# Help in finding flat/villa for a Indian family!



## jayv (Aug 3, 2016)

Hi,

I would be relocating to Abu dhabi in a couple of months with my family. 

Can you pls suggest the areas which has nice flats/villa (children play area, swimming pool etc.) with a budget range of 50 - 70K? And, close to any Abu Dhabi Indian school... 

How far the grocery stores are spread out across AD? 

Thnx!


----------



## Stevesolar (Dec 21, 2012)

Hi,
How many rooms/bedrooms are you looking for?
Cheers
Steve


----------



## Racing_Goats (Sep 5, 2015)

I would enquire to the schools first to see which have spaces/can likely accept your kids this year and then search for property in nearby areas - a lot of the older city center areas are cheaper than they used to be and some buildings have pools on the roof, for example Tourist Club, Mushrif, and out of the city there's Mussafah and Mohamed bin zayed city,, but I don't know where Indian schools are (definitely a few in MBZ area).

In the city you'll find grocery stores on most blocks, out of town can vary a lot.

Good luck


----------



## jayv (Aug 3, 2016)

@Stevesolar, I am looking for 1 BDR with a big hall..

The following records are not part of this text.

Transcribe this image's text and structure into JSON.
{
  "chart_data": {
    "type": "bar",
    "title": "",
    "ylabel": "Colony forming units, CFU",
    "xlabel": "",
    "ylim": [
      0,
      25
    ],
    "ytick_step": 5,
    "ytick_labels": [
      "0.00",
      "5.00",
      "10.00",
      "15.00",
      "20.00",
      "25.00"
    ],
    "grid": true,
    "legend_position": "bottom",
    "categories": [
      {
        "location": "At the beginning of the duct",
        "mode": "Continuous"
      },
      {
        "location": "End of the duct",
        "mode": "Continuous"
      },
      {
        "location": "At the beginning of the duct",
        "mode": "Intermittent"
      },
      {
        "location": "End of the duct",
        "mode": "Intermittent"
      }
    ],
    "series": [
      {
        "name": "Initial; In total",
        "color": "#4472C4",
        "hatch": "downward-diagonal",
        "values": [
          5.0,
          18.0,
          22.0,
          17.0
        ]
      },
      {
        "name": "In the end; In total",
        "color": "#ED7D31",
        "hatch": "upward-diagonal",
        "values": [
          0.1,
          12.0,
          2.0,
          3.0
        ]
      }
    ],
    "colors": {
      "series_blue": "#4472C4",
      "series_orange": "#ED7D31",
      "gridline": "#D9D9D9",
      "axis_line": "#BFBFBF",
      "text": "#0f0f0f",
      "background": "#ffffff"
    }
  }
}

@Racing_Goats, thanks for your suggestions! Sorry that I didn't quote my kids age, my first one is 3 years and the 2nd one is just 6 months old, so I do not need to worry about the main stream school for now. It's just to be on the safer side while I look for the flat, so that it would be easier for me when I admit my first one in the school next year.


----------